THE Washington Post reports today that linguists have discovered a handful of “ultraconserved” words, some 15,000 years old.
These are said to include “hand”, “give”, “bark” and “ash”. The paper is “Ultraconserved words point to deep language ancestry across Eurasia,” by Mark Pagela, Quentin D. Atkinson, Andreea S. Calude, and Andrew Meade in the Proceedings of the National Academy of Sciences.
The Post buried the real news, though: what the new paper does is claim this as evidence that 7 modern language families, not yet conclusively shown to be related, are part of an Ur-family called proto-Eurasiatic. By their theory, the Indo-European, Uralic, Altaic, Inuit-Yupik, Dravidian, Chukchi-Kamchatkan and Kartvelian languages all share a common ancestor. The descendants of these proto-languages are spoken in a vast territory covering most of Eurasia including the Indian subcontinent today.
What the Post doesn’t even brush on is how controversial this is likely to be. Historical linguists have not just established the existence of proto-families. They have elaborately reconstructed them. By contrast, the authors of the latest PNAS paper have, apparently, found just 23 words they think are shared among at least four of the seven families in the putative Eurasiatic. Clever statistical analysis can make a stab at answering how likely this is to be due to chance. But such analysis after 150 centuries of language change can hardly give certainty.
I don’t have the paper yet, but hope to get it and offer further thoughts. In the meantime, listen to audio recordings of the proto-words (link now fixed) as reconstructed in the intermediate families (Indo-European, Dravidian and the rest). The similarities are indeed striking. Are they also persuasive?

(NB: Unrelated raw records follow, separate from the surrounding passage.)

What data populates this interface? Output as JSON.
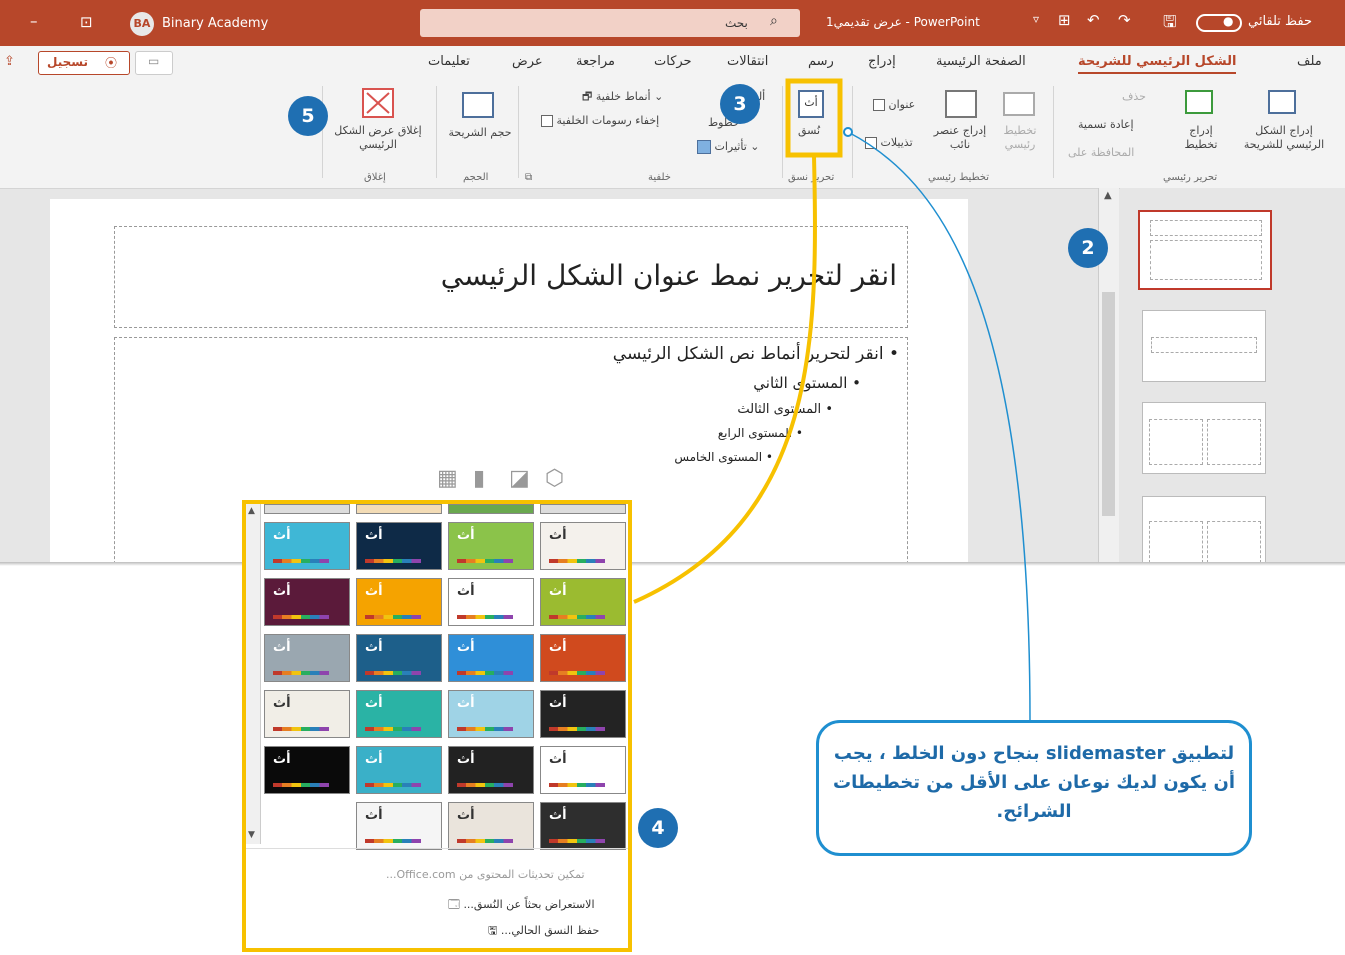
{
  "titlebar": {
    "autosave_label": "حفظ تلقائي",
    "toggle_state": "●",
    "doc_title": "عرض تقديمي1 - PowerPoint",
    "search_placeholder": "بحث",
    "user_initials": "BA",
    "user_name": "Binary Academy",
    "minimize_glyph": "–"
  },
  "menu": {
    "tabs": [
      "ملف",
      "الشكل الرئيسي للشريحة",
      "الصفحة الرئيسية",
      "إدراج",
      "رسم",
      "انتقالات",
      "حركات",
      "مراجعة",
      "عرض",
      "تعليمات"
    ],
    "record_label": "تسجيل"
  },
  "ribbon": {
    "insert_master": "إدراج الشكل الرئيسي للشريحة",
    "insert_layout": "إدراج تخطيط",
    "delete": "حذف",
    "rename": "إعادة تسمية",
    "preserve": "المحافظة على",
    "group_edit_master": "تحرير رئيسي",
    "master_layout": "تخطيط رئيسي",
    "insert_placeholder": "إدراج عنصر نائب",
    "title_check": "عنوان",
    "footers_check": "تذييلات",
    "group_master_layout": "تخطيط رئيسي",
    "themes": "نُسق",
    "group_edit_theme": "تحرير نسق",
    "colors": "ألوان",
    "fonts": "خطوط",
    "effects": "تأثيرات",
    "background_styles": "أنماط خلفية",
    "hide_background_graphics": "إخفاء رسومات الخلفية",
    "group_background": "خلفية",
    "slide_size": "حجم الشريحة",
    "group_size": "الحجم",
    "close_master_view": "إغلاق عرض الشكل الرئيسي",
    "group_close": "إغلاق"
  },
  "slide": {
    "title_placeholder": "انقر لتحرير نمط عنوان الشكل الرئيسي",
    "levels": [
      "انقر لتحرير أنماط نص الشكل الرئيسي",
      "المستوى الثاني",
      "المستوى الثالث",
      "المستوى الرابع",
      "المستوى الخامس"
    ]
  },
  "gallery": {
    "theme_glyph": "أث",
    "enable_updates": "تمكين تحديثات المحتوى من Office.com...",
    "browse_themes": "الاستعراض بحثاً عن النُسق...",
    "save_theme": "حفظ النسق الحالي..."
  },
  "callout": {
    "text": "لتطبيق slidemaster بنجاح دون الخلط ، يجب أن يكون لديك نوعان على الأقل من تخطيطات الشرائح."
  },
  "badges": {
    "b2": "2",
    "b3": "3",
    "b4": "4",
    "b5": "5"
  },
  "colors": {
    "accent_red": "#b7472a",
    "highlight_yellow": "#f7c100",
    "callout_blue": "#1f8fd0",
    "badge_blue": "#1f6fb2"
  }
}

Addendum: Just last week, Piotr Gasiorowski wrote this, roughly the established view:
If we ever manage to prove that the IE [Indo-European] languages are related to some other established family, the reconstructed features of the common ancestor will naturally be even harder to constrain, and the protolanguage itself more elusive and fragmentary. It is hard to predict how far back in time our best reconstructive methods can take us before the notion od “protolanguage” becomes too vague to be meaningful. We can only resolve this question empirically, by putting our methods to extreme tests. If we consistently fail, it may mean that we have already reached the limit. Fortunately, there is no shortage of enthusiasts undaunted by the difficulties of long-range comparative research. Their efforts are necessary and praiseworthy, but the results so far have been rather disappointing. Only time can tell if further progress can be achieved.